PTAB (Russian ПТАБ, short for Противотанковая Авиабомба, "Antitank Aviation Bomb") was a Soviet World War II high-explosive anti-tank (HEAT) shaped charge bomb.

==Design==
The bomb was designed within a case of a 2.5 kg bomb, with a case weight of 1.5 kg and 0.62 kg of explosives. The Ilyushin Il-2 ground attack aircraft could carry 280 PTAB bombs directly on the bomb-bay folds, or 4x48 in four cassettes. The PTAB 2.5 could penetrate 60 to 70 millimeter tank armor, at the time sufficient for the top armor of even heavy tanks.

==Use==
Introduced in 1943, PTABs were widely deployed from Il-2s, and due to the bomb's very low weight, from Yakovlev Yak-9 fighters, specifically from the internal weapon bay in the Yak-9B (fighter-bomber) modification. The Polikarpov Po-2 could also carry and deploy PTABs.

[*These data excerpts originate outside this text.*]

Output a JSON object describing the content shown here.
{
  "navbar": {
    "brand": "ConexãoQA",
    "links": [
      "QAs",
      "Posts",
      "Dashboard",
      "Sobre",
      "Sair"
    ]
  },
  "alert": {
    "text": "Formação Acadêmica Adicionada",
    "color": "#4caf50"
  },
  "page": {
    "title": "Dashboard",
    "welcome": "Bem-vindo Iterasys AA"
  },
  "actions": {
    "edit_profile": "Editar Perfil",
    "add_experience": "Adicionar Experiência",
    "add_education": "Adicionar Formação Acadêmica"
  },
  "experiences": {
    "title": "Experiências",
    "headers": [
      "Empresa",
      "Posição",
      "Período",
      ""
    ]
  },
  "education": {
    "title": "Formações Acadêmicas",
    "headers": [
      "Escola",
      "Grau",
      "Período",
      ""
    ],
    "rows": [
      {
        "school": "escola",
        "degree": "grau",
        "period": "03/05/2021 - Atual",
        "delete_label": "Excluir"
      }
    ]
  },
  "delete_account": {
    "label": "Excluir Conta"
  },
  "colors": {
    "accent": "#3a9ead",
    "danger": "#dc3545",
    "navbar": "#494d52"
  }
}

The number of PTABs dropped in a given time period steadily increased thereafter. By the end of 1943, Soviet records show that 1,171,340 PTABs were dropped. In 1944, the number rose to 5,024,822. In the first four months of 1945, a further 3,242,701 PTABs were used.

During the 2022 Russian invasion of Ukraine, rapid technology development occurred to iterate on design of racing drones into a type of FPV loitering munition. Aimed a very low-cost and high production volume, the heavy-duty version of the Escadrone attack drone was modified to carry a 2 kg PTAB 2.5 anti-tank bomb. While much less effective than the larger and more expensive Javelin weapon system, it is highly effective against a tank's weak spots. The Escadrone attack drone is maneuverable and has been shown to successfully attack less protected places in Russian tanks.